Carlisle, PA


 

Eileen Ivers brings its frantic musical fusion to the Eccles

Thursday, April 14, 2005
By Matt Rider
CONCERT REVIEW

The trio leapt into its first number with Tommy McDonell drumming out a fever pitch, James Riley taking sole command of the guitar and Eileen Ivers fiddling her violin into the rosined flames of musical madness.

"Well," Ivers said, certainly grateful her instrument hadn't burst apart in her franticness, "we thought we'd ease into the evening there."

With her band Immigrant Soul, Ivers took center stage Wednesday night in the Ellen Eccles Theater with a unique style of world and Irish fusion.

Sensational and peerless, Ivers and Immigrant Soul surpassed genre restraints combining everything from traditional jazz and bluegrass to Irish reels and African percussion.

Called the "Jimi Hendrix of the violin" by The New York Times, Ivers grew up in the Bronx, New York with a strong Irish influence. Living in a cultural melting pot, Ivers immersed herself in the different musical styles she found and, after graduating with a degree in mathematics from Iona College, began performing her signature sound with other ensembles until she started her current touring group.

The band is as diverse as the music they play. Including an original Blues Brother and Bronx native on percussion and vocals (McDonell), a Dublin-born piper (Ivan Goff) and guitarist (Riley), a Brazilian percussionist (Adriano Santos, not at the show Wednesday) and a bass player from Chicago (Chulo Gatewood), the six year touring ensemble melded together into one of the best examples of musical synergy I've ever heard.

The group performed Irish jigs with African underpinnings in "Afro-jig" and took classical music to a strange Celtic level with their variation of Pachabel's Canon, "Pachabel's Follies," which began traditionally enough (excluding the tin whistle), but eventually morphed into an Irish reel.

Joining the band on stage for a few of the numbers were three dancers from a school in Salt Lake City who "Riverdanced" members of the audience out of their seats.

Ivers took the show to the multitude and never forgot who it was she was playing for, even leaving the stage and dancing with the crowd during the bands rendition of "The Blizzard Train."

"We are feeling you guys, Logan," she said after one frenzied number."This is gonna be fun."

With hands clapping and a few courageous souls dancing in the isles, the evening's performance created a musical hurricane ending in two standing ovations and one of the most happening encores to hit the Eccles theater - a folk song with a heavy, hallelujah hit of gospel.
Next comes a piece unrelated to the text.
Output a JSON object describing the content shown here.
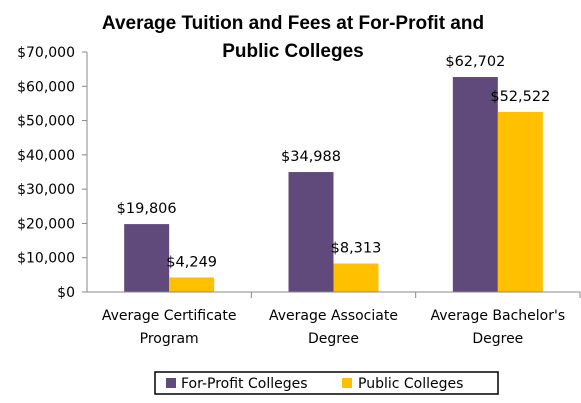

Ivers and her band proved that even though their roots go deep into Ireland, their branches cover the whole world.

Though there were more highlights than I could possible enumerate, when Riley bent down and replaced a string on his guitar in under a minute, joining the band for the last refrain as if it had been planned the whole time, I didn't think it could get any better.

But then, as Ivers, after fighting off a kamikaze insect aimed at her ear, announced that McDonell had received the "guest of the day" award at his hotel in Salt Lake City earlier that morning, I can't say there weren't a few tears.

In his acceptance speech, McDonell tearfully told the crowd, that "of all the hotels I stayed in, that was one of them," adding that all he really wanted was world peace.

And heck, with their world-incorporating musical mix, that peace thing might just happen a bit sooner than expected.